Kendall Meyers himself was an adjunct professor at Johns Hopkins’ prestigious SAIS, the same school that Montes got her degree from in 1988, and from which she was spotted by Cuban intelligence and recruited. The point emphasized by the Herald is this: “Cuban intelligence focuses its trolling for potential American spies on the four Washington-area universities whose international studies programs regularly send their graduates to key positions throughout the U.S. government- Johns Hopkins, Georgetown, American and the University of Virginia.” As one American counter-intelligence officer put it, “The Cubans fish in a small pond.”
Think of the advantage for Cuban intelligence. Their future spies get their expertise and knowledge from American universities, where they specialize on Latin America and other areas of the world. We give them the training, and they then put them to work. Meyers went to the State Department in the first place at Cuban intelligence’s suggestion, after he failed the entrance exam for the CIA, his and their first choice for his placement.

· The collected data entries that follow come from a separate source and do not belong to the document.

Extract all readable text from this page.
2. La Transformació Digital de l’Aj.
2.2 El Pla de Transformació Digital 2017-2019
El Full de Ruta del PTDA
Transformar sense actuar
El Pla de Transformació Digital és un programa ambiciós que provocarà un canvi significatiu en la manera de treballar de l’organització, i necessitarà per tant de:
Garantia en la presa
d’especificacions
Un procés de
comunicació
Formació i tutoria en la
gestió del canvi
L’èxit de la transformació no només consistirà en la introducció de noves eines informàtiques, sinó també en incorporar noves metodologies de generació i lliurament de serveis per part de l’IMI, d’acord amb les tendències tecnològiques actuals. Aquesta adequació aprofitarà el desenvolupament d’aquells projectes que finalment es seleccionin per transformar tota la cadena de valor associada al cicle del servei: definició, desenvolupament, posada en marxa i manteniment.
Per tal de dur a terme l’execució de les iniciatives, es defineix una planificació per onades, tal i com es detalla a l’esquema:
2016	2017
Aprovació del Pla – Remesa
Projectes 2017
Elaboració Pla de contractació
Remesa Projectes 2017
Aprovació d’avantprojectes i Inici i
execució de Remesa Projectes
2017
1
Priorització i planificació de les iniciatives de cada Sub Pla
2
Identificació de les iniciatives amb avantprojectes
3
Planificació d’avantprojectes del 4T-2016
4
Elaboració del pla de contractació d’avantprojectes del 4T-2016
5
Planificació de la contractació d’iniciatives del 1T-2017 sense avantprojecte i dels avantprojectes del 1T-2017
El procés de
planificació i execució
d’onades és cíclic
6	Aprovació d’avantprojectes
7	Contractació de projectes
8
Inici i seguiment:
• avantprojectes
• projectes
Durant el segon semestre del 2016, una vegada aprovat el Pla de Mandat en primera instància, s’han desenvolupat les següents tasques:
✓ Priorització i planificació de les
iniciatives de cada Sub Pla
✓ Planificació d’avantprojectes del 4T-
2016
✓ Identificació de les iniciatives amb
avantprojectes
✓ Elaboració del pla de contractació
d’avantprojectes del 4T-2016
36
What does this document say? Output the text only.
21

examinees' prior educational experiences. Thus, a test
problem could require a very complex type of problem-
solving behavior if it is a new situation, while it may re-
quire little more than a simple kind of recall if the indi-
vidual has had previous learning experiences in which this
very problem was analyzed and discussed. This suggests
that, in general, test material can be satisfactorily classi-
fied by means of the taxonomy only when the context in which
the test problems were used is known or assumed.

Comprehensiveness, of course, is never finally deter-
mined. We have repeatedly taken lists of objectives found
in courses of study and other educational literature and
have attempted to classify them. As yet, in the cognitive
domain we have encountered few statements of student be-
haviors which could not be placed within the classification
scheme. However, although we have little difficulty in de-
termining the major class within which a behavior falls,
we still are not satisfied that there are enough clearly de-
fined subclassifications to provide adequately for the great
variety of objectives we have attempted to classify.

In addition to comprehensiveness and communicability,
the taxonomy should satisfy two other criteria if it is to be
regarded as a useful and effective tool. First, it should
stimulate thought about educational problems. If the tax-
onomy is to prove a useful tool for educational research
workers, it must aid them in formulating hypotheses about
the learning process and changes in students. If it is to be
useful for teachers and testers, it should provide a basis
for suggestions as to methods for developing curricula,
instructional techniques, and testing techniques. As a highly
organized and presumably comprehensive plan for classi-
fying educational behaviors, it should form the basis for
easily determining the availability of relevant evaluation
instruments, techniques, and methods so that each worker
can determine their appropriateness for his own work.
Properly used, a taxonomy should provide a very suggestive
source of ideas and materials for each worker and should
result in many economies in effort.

And why should it be surprising to find that Cuban intelligence seeks its agents at our universities? Look through the papers and positions taken by so many members of the academic Latin American scholars’ organization, and you will find the usual politically correct left-wing leaning panels. How many of them belong to an organization that started in the 60s and still exists- The North American Congress on Latin America- and that devotes itself to the romance of Cuba and revolution throughout the region? Read their regular publication and you will not be surprised that Cuban intelligence sees scholars with this point of view as good picking for their agents. After all, they are merely repeating the pattern used by the KGB through the years as documented in Spies, the new revelatory book by Haynes, Klehr and Vassiliev. In those years, Soviet intelligence used the American Communist Party and its offshoots as a recruiting ground, since its members already were committed to Communist ideology and to the Soviet motherland. The people Cuban intelligence look at are the modern counterparts—people who show in their own writing where their true allegiance lies.
Sometimes- fortunately not all the time- the education in leftist mythology leads to action, and even to espionage for a foreign power. After all, the Marxists argue that ideology is nothing if not tied to praxis. And as we now know, sometimes that means one is ready to betray one’s own country on behalf of the myth of Communist revolution.